Hidden things

There’s a trail behind our house called the Hidden Pond trail. You reach it by first going downhill, past a creek that only runs in the winter and otherwise lays white and parched as a bone. At the bridge over that creek, a dusty footpath heads off to the right. It goes up, into dry scrub and chaparral.

We’ve taken that trail a few times, but only for a little ways, because it’s desolate. It’s often stiflingly hot on that trail, and I think we never really wanted to find the ‘hidden pond’ suggested by the name. We suspected it would be a cracked and barren depression, no water at all. Such a sight would be sad.

So, for a quarter century we’ve lived here, and for one reason or another never hiked the entirety of the Hidden Pond trail, Now and then we’d ask mountain-biking friends if there was actually a pond ‘up there’ in the dry hills, because the idea bordered on the unbelievable. They’d say yes, but there was always something hesitant in the answer, as though they weren’t certain they’d found it.

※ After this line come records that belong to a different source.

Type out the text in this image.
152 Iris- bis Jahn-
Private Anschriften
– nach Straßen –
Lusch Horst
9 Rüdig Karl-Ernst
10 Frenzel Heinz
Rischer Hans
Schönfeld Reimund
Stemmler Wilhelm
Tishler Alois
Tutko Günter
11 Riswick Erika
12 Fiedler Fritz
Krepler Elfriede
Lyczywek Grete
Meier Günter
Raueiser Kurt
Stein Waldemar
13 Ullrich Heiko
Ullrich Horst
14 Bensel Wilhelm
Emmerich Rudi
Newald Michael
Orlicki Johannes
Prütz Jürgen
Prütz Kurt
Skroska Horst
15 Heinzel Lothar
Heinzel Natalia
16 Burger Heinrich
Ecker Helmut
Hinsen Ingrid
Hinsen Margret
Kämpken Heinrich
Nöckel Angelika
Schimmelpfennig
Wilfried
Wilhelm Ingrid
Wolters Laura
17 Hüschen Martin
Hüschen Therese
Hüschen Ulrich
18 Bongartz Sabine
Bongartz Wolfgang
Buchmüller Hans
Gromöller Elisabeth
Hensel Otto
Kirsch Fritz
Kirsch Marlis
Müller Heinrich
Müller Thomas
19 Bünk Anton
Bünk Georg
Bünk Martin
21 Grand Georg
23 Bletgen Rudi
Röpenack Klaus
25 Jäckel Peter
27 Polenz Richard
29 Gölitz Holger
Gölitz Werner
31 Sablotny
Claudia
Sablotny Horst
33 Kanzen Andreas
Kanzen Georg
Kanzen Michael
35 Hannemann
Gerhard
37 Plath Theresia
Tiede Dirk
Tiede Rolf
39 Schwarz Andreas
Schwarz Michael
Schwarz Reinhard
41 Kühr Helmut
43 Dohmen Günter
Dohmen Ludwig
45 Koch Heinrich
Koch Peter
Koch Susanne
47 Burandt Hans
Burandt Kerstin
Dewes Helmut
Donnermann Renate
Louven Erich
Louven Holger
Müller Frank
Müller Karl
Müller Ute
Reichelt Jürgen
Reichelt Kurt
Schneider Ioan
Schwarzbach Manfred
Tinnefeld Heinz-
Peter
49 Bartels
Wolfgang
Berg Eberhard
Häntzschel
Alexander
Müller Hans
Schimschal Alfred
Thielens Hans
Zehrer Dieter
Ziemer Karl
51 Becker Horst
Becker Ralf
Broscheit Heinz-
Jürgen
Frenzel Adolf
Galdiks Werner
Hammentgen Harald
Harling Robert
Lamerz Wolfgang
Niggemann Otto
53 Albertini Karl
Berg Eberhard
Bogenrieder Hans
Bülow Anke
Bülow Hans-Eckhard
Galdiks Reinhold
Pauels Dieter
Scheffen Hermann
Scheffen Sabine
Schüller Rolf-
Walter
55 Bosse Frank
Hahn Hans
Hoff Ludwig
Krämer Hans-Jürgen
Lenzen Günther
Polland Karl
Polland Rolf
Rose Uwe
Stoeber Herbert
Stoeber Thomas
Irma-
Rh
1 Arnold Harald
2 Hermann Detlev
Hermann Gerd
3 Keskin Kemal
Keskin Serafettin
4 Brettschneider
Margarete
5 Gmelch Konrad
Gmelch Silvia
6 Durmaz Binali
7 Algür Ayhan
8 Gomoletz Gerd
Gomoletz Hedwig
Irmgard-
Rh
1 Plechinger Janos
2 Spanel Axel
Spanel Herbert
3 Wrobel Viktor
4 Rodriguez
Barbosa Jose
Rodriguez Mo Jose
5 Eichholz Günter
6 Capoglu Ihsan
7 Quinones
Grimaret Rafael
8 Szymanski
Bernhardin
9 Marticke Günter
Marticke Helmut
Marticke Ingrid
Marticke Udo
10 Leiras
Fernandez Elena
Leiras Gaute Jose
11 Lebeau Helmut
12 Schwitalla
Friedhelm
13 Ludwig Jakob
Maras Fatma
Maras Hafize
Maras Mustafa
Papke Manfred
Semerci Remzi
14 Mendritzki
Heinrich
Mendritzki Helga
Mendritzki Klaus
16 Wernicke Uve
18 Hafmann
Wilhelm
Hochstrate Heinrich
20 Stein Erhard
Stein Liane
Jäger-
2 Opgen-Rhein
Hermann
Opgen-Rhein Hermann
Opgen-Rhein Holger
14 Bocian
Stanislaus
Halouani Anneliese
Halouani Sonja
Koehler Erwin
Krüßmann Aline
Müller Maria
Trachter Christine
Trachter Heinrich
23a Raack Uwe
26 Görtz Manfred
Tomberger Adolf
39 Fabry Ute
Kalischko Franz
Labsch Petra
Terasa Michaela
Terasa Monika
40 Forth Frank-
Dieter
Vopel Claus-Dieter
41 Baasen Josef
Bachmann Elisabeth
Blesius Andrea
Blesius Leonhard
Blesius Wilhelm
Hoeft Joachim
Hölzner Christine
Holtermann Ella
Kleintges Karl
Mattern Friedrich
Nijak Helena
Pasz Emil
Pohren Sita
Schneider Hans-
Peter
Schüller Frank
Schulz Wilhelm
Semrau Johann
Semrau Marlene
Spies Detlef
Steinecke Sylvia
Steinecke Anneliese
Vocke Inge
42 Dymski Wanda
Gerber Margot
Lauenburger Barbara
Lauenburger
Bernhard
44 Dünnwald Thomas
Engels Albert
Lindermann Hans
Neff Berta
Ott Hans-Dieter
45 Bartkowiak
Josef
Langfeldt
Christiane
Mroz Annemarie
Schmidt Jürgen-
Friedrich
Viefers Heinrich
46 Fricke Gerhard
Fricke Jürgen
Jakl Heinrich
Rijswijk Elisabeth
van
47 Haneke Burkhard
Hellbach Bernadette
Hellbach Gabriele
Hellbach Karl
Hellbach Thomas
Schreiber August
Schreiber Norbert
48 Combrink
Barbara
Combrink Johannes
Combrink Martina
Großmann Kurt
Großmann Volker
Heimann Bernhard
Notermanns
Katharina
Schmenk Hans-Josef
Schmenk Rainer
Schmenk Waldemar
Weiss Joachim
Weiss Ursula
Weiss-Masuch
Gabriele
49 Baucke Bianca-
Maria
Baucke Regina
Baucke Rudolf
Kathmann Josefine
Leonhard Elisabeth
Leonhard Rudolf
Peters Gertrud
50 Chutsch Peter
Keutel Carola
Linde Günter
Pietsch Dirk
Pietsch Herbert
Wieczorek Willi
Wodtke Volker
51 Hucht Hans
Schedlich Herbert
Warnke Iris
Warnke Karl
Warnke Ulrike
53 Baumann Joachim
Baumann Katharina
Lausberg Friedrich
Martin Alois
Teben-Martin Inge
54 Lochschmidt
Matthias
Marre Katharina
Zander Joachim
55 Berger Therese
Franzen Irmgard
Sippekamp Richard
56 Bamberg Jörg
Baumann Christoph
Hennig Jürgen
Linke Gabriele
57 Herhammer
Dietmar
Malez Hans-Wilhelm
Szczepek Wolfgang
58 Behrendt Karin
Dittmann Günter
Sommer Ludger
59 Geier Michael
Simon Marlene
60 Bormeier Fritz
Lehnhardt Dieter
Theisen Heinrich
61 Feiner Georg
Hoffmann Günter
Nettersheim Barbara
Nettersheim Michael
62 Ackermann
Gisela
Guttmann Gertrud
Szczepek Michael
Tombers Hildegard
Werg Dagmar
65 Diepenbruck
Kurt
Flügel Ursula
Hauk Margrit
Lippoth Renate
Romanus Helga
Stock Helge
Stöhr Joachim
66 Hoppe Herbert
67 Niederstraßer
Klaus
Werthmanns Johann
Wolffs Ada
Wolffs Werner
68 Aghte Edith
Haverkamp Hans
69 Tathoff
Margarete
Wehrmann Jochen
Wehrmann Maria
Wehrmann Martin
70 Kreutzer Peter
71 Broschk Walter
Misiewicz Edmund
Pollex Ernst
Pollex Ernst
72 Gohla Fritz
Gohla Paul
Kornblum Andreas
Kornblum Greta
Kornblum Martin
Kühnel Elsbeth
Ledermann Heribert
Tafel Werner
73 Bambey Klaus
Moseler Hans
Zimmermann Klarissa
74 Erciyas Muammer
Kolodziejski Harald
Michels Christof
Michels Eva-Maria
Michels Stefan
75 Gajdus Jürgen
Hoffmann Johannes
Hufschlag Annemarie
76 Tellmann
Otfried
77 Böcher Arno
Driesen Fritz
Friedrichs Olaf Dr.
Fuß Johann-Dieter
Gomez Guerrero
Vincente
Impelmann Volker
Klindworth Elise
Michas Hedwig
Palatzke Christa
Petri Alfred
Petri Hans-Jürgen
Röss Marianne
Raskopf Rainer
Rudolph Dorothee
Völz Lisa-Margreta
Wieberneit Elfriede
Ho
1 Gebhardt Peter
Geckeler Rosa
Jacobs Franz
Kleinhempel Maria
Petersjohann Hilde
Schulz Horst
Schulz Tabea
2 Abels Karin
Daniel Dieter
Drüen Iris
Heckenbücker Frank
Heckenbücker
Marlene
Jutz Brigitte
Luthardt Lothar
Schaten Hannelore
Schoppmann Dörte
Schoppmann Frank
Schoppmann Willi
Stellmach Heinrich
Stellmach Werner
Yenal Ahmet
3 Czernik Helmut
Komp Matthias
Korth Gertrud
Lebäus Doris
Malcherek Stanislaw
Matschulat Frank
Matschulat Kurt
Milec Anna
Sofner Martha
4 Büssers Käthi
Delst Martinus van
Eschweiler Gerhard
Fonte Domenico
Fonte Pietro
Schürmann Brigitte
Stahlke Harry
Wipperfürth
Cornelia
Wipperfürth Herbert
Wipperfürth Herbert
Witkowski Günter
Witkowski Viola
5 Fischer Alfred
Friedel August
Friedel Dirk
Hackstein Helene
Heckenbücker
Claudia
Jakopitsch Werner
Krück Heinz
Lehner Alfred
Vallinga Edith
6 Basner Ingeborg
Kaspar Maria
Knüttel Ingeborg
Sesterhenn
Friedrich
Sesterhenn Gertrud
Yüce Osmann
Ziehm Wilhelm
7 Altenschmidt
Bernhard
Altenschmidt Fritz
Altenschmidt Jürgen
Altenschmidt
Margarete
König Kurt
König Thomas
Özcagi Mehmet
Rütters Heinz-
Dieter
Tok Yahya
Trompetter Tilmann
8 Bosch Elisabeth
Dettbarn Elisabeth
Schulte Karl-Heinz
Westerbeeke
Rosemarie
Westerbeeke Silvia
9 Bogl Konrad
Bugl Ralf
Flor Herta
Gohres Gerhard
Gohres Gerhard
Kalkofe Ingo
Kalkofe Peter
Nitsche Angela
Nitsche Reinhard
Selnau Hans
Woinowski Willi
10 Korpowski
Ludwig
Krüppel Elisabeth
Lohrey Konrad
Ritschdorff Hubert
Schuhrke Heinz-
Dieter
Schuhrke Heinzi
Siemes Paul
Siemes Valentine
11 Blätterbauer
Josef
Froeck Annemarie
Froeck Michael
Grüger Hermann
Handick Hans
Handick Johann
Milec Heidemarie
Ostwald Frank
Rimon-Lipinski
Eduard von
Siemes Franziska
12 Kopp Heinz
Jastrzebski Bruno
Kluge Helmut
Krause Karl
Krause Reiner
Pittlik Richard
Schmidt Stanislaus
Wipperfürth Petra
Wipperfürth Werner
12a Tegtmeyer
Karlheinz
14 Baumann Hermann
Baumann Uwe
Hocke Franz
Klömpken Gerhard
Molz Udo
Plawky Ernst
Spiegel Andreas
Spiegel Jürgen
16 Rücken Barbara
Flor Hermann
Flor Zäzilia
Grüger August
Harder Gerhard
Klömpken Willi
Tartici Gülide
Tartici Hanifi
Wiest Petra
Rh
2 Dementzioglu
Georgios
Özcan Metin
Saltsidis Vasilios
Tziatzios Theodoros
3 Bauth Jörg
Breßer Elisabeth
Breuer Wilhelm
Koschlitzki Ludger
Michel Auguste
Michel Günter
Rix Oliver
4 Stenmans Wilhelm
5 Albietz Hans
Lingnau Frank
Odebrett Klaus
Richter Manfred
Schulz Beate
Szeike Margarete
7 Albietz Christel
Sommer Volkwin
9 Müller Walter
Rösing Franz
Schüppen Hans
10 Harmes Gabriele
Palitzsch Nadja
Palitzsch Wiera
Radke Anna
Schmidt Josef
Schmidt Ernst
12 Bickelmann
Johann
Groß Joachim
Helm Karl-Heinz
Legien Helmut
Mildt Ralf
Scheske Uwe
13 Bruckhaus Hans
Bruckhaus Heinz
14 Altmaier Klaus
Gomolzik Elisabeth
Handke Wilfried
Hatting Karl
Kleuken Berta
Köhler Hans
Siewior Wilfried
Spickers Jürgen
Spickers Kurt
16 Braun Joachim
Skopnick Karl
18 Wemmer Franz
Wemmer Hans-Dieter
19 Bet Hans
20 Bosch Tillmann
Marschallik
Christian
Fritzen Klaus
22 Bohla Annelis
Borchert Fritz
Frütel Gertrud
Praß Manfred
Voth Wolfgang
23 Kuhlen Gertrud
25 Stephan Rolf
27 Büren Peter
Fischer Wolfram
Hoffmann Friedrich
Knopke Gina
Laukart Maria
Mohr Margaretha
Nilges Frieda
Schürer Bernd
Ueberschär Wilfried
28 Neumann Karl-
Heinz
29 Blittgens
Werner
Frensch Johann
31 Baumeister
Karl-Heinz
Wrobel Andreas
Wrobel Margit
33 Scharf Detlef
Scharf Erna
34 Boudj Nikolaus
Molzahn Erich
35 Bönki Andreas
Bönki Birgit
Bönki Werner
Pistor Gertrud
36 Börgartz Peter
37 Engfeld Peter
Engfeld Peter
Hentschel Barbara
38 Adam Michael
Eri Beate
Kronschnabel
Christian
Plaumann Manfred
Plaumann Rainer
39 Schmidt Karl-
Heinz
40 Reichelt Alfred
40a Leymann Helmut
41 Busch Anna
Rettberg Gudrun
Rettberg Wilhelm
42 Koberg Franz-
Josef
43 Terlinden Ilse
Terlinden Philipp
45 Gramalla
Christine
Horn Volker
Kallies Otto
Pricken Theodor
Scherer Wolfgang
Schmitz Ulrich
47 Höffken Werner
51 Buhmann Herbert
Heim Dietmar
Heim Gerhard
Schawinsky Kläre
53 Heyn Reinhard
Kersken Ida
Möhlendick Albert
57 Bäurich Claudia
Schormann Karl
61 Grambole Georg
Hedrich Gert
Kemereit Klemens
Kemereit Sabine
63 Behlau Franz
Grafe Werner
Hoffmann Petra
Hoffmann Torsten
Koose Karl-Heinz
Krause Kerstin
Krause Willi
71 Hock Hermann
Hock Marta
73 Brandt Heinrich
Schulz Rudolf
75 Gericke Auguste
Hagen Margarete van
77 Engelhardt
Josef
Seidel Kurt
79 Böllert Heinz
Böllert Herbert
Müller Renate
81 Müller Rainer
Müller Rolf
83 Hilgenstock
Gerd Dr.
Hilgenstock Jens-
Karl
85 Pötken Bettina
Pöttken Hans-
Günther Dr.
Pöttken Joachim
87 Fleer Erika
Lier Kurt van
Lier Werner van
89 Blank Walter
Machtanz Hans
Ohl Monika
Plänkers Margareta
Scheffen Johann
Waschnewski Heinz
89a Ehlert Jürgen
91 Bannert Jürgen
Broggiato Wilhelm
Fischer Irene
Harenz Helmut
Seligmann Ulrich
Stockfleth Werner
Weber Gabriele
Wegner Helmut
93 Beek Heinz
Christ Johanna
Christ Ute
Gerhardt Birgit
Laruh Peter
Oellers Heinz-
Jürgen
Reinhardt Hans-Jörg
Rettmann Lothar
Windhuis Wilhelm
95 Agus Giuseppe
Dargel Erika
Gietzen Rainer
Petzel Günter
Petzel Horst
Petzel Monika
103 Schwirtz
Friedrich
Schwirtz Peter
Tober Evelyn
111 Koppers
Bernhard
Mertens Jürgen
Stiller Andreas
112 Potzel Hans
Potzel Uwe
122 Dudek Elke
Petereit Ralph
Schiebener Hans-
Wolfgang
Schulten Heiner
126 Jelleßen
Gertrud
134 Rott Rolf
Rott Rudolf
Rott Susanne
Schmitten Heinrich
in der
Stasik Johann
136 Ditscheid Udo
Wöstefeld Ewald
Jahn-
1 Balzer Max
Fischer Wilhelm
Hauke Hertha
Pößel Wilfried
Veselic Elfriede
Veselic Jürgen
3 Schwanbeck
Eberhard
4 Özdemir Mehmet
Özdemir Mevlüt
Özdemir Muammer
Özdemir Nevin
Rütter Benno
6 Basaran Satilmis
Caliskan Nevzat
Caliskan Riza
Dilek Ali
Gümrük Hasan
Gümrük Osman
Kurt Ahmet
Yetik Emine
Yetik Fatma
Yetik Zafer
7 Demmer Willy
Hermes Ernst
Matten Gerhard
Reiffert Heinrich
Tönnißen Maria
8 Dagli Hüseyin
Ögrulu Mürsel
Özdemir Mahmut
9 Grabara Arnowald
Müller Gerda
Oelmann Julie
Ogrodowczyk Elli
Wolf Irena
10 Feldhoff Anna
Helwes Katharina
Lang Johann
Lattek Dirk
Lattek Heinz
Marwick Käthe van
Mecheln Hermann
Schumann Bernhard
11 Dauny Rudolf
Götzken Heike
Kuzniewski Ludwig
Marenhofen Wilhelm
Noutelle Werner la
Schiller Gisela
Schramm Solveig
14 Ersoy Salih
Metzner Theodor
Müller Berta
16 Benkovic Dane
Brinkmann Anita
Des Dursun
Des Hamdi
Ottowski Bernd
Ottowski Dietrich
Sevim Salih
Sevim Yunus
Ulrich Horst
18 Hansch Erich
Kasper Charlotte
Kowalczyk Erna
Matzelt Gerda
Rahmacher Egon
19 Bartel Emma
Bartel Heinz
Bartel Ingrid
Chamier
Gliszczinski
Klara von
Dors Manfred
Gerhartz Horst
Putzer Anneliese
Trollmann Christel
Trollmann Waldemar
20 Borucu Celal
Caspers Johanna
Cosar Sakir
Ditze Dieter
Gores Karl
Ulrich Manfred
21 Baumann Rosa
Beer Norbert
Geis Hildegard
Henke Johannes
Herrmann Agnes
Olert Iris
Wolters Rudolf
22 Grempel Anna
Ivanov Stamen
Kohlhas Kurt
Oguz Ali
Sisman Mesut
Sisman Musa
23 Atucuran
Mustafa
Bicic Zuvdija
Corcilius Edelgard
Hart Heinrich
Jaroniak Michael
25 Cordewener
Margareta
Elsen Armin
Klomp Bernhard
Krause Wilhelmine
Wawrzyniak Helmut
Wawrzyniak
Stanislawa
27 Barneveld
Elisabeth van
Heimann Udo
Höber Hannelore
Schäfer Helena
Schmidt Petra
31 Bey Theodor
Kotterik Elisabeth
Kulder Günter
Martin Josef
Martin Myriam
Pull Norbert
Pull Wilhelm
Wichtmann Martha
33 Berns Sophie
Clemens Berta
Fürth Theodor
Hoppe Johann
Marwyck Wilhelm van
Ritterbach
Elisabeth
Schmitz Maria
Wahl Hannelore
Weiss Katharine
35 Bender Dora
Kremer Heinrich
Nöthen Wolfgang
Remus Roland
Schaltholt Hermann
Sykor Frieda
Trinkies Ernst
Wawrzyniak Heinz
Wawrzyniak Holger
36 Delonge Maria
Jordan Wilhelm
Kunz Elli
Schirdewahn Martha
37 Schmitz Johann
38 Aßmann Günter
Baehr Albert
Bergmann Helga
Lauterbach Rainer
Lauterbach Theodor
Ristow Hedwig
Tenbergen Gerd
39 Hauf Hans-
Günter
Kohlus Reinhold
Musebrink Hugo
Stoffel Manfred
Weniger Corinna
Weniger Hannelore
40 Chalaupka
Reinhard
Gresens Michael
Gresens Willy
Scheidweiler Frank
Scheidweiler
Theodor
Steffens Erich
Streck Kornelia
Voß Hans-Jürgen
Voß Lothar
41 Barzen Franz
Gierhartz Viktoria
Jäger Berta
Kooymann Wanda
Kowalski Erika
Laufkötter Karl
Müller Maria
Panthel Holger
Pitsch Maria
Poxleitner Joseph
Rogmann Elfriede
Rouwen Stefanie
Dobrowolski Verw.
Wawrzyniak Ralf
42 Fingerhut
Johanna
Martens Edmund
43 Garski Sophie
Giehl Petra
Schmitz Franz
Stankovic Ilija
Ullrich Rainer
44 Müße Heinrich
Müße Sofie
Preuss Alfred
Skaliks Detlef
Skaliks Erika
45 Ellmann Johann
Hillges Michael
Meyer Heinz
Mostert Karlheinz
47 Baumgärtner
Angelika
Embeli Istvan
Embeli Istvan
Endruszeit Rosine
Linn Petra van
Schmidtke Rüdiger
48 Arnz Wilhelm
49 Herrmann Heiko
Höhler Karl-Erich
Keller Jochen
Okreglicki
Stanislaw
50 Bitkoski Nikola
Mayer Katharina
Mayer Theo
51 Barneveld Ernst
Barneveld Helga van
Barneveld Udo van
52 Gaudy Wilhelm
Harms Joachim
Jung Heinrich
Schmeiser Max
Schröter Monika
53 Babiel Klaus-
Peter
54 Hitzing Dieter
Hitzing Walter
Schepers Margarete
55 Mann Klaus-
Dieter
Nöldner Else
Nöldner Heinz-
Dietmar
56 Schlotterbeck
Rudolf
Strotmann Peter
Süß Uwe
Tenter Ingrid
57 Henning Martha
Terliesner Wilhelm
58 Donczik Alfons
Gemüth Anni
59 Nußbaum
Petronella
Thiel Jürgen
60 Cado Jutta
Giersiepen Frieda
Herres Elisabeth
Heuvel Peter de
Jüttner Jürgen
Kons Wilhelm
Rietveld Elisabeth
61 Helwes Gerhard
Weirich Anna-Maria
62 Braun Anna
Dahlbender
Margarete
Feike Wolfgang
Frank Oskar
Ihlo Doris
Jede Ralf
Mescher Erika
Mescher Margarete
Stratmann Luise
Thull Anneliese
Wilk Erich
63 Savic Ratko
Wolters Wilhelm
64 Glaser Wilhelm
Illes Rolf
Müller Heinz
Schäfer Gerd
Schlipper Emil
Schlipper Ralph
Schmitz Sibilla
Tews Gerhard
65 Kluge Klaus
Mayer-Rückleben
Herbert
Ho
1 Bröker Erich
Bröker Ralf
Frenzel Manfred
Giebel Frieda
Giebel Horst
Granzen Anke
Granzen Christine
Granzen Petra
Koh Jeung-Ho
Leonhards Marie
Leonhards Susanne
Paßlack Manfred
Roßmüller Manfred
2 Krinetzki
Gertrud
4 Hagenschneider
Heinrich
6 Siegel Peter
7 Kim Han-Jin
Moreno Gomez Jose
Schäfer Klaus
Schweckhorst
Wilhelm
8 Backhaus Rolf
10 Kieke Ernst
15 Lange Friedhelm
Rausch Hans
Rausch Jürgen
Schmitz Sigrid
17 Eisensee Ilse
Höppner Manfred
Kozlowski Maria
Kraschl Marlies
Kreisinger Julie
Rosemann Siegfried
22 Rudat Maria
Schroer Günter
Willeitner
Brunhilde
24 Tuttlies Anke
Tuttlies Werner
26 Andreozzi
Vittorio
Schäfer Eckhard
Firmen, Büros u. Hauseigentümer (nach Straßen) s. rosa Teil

Anyway, my friend and I got lost on the trails the other day. We did not take the Hidden Pond trail (again, it’s exposed and brambly, good rattlesnake habitat), but instead took a nearby trail–possibly the Wood Canyon trail, if it matters, though we didn’t pay attention–and on a lark we turned off that trail onto a barely visible one that might have been an animal trail. This went through a massive field of blooming wild mustard (a beautiful sea of yellow reminiscent of the poppies in Oz, and oh, the scent! the pollen!). Then we passed a rusty old barbed wire fence (were we on private land? We may never know) and then past something that looked like an old abandoned hot tub … in the middle of the Santa Monica wilderness. No idea what the story was there.

Then this unnamed trail started going up. And up and up. We probably got a thousand feet gain at that stretch, and on the ridge we hoped to find a way to loop home, but another fence blocked that direction. Somewhere around in here my friend got a signal, and her phone said we had ended up on Hidden Pond trail.

This puzzled us! And it went opposite the way we needed (away from home) and we’d been out for a while now (with afternoon meetings pressing upon us to get back), but still it seemed the quickest way for us to finish our hike lay ahead, not back.

So we kept on, alongside the second old rusty fence. And then, lo and behold, we saw it. A pond, on the top of the ridge. A hidden pond, way up high, somewhere you wouldn’t often go, but it was there. And it was wet, and shiny, and surrounded by more mustard and a dozen different wildflowers. Hummingbird sage, blue-eyed grass, golden flax, poppies. Mount Boney and the Tri Peaks in the background.

After twenty-five years, this was nice to stumble upon.